U.S. media companies are set to report revenue increases of 5 to 15 percent as they issue earnings reports over the next two weeks -- the best the industry has looked in at least two years.

So how can share prices of Walt Disney Co, News Corp, Viacom Inc and other television and film powerhouses already be falling out of fashion?

One big reason is concern that the rebound in advertising spending that is lifting results this year cannot be sustained in 2011, according to analysts, who list unemployment and a stagnant housing market among the main threats.

Consider the Standard and Poor's media index, which rose by nearly a third over the past 12 months and far outperformed the broader market.

In recent weeks the index has stalled, as have shares of all the major media companies. Time Warner Inc, CBS Corp and entertainment companies that were once red-hot buys are now treading water.

Company executives will likely have to ease worries about 2011 on conference calls to get the shares jumpstarted.

One of the difficulties right now is that they seem fairly valued, said Cowen and Co analyst Doug Creutz. A lot of that has to do with the uncertainty about what the economy and the ad environment is going to look like when we go into 2011.

Another Wall Street analyst, Anthony DiClemente of Barclays Capital, notes that spending by certain categories, such as retail, remain at risk because of weak employment.

Here is the big question people want to talk about: Are advertisers seeing any signs of that slowdown? he asks.

GOOD FOR NOW

So far, DiClemente said Madison Avenue is still spending.

Take Google Inc's results, which came out earlier this month and showed the rebound in ad spending helped drive a 24 percent rise in second-quarter revenue

Several newspaper companies, including The New York Times, have also shown improvement in ad sales.

That should bode well for Time Warner, Viacom, CBS, News Corp and Disney when they report quarterly earnings over the next two weeks. The third and fourth quarters could also show solid advertising growth from depressed levels of 2009.

We are seeing a very strong advertising environment continue well into third quarter and into the fourth quarter, said Michael Kupinski, a media analyst at Noble Financial.

One indication is the strong market broadcasters experienced in the recently completed upfront negotiations, the annual period when advertisers book commercial time for the fall season.

ABC, CBS, Fox and NBC fetched 8-9 percent price increases during the upfront, according to Barclays Capital Research. And pricing for the scatter market -- commercial time bought on a short-term rather than long-term basis -- remains robust.

Kupinski noted that the fall U.S. elections for congressional seats and U.S. gubernatorial races could provide an extra lift to revenue. The companies I've been speaking with indicated to me that whatever number you throw out, we'll probably exceed it, he said, referring to projected ad spending by political candidates as Republicans try to wrest control of Congress.

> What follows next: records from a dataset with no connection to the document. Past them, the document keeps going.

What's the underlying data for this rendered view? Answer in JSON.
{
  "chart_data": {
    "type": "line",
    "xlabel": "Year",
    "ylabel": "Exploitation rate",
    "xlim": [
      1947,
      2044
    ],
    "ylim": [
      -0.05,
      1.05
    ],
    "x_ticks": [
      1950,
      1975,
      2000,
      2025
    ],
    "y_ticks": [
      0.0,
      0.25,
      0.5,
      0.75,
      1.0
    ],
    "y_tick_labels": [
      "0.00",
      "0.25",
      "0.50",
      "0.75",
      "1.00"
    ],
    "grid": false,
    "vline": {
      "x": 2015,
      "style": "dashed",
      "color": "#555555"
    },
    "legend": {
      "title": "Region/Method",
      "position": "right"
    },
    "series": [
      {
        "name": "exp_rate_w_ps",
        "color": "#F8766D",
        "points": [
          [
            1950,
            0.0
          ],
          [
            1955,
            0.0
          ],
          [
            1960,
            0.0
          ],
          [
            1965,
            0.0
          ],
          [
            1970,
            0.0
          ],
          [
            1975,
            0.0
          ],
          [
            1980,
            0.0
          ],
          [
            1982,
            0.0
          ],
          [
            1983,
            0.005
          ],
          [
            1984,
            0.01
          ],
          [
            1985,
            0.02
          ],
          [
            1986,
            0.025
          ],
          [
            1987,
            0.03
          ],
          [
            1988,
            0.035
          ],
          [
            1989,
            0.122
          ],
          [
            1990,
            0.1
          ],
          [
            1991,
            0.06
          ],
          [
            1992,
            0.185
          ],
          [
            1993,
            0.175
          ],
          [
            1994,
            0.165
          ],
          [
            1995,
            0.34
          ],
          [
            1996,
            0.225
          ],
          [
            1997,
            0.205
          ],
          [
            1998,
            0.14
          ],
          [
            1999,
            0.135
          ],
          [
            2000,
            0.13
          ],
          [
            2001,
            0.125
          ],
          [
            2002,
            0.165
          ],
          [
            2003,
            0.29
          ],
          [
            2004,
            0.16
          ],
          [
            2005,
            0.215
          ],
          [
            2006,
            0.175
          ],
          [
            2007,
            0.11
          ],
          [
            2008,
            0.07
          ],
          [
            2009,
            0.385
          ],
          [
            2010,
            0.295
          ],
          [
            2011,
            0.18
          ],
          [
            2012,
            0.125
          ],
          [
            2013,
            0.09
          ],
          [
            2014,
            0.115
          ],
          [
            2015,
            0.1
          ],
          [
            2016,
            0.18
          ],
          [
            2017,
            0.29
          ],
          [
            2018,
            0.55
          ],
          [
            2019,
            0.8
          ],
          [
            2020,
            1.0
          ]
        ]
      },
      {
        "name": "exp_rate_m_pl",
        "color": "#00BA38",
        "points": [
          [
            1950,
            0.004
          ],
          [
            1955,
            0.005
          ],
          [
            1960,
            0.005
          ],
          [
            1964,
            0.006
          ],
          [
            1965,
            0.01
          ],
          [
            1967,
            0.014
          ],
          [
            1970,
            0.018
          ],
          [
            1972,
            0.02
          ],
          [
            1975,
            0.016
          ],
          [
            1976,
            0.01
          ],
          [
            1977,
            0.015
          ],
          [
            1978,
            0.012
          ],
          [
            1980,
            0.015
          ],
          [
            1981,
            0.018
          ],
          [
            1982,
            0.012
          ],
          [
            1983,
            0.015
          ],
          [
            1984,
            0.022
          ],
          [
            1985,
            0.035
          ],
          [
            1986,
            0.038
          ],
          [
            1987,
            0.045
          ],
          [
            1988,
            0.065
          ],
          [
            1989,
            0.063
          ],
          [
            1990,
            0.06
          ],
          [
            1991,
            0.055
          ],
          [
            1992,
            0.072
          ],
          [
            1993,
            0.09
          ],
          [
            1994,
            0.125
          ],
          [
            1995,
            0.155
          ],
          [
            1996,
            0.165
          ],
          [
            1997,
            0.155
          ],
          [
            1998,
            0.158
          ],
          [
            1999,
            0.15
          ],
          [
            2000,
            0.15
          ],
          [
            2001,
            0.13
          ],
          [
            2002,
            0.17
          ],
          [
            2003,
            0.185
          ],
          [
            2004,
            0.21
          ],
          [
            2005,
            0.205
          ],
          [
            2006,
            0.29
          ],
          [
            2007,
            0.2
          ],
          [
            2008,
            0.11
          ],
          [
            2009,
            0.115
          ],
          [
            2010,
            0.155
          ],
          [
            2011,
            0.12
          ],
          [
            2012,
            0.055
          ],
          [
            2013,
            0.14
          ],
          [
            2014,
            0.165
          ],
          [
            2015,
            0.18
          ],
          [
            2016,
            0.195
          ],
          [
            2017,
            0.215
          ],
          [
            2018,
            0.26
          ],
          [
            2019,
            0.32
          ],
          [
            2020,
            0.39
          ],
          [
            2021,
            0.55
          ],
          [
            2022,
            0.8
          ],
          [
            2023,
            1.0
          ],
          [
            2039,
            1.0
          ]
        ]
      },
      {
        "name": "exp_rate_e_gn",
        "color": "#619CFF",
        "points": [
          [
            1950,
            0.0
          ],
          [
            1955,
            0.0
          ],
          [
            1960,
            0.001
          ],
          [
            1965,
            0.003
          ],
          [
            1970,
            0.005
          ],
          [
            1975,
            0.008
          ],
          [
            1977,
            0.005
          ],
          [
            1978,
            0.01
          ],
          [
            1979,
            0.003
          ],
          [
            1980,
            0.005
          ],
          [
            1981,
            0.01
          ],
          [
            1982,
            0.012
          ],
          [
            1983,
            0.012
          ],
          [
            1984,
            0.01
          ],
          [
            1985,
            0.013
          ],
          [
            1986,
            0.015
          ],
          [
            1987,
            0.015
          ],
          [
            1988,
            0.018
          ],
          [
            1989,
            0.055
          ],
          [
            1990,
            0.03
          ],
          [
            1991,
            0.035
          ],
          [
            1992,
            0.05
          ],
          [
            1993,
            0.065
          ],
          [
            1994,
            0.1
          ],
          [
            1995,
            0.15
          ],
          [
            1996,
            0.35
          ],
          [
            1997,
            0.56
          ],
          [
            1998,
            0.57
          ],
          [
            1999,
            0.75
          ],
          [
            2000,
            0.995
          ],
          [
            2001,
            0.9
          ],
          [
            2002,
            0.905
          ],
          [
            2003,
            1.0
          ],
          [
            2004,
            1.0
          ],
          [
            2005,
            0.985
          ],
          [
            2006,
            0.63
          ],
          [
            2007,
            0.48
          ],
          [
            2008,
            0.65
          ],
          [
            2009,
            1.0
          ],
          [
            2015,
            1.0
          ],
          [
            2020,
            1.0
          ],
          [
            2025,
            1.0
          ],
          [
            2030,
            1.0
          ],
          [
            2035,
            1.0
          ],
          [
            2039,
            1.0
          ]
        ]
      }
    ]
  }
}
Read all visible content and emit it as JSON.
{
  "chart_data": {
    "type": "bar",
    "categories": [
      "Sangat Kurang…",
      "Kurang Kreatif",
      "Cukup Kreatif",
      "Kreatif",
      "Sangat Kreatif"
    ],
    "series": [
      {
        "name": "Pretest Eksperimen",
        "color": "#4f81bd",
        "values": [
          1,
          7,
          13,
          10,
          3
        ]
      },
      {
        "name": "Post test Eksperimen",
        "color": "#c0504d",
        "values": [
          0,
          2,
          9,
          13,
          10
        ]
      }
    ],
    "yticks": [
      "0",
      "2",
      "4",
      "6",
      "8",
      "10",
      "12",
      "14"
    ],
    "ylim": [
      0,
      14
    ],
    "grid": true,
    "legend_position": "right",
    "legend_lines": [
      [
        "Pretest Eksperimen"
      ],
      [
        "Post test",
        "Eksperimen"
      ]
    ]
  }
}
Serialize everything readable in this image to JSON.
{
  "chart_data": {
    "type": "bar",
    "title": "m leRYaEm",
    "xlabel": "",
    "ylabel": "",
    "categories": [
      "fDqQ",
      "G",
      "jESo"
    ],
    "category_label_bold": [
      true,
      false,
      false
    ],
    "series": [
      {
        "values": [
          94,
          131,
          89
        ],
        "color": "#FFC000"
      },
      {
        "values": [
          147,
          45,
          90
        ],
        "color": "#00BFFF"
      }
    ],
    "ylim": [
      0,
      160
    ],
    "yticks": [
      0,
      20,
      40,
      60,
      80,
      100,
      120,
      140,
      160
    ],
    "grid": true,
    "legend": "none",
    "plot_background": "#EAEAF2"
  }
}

For the just-completed quarter, CBS revenue is expected to rise around 7 percent, News Corp by 15 percent and Disney by 9 percent, according to Thomson Reuters I/B/E/S.

As for earnings, all the media companies should also post increases from a year ago, with top analysts predicting that Walt Disney and News Corp are most likely to beat Wall Street estimates, according to Thomson Reuters StarMine. (Please see graphic: http://link.reuters.com/kas99m)

But stronger earnings are not likely to make stars of media company stock prices, given the worries about 2011. Nor will media companies likely return to the type of valuations they used to experience on Wall Street.

Even though stocks have rallied recently if you look at their trading multiples they are still way, way below historical norms, said SNL Kagan analyst Derek Baine. It shows even though the market is coming back, it is not clear if we will ever have the rah-rah days again.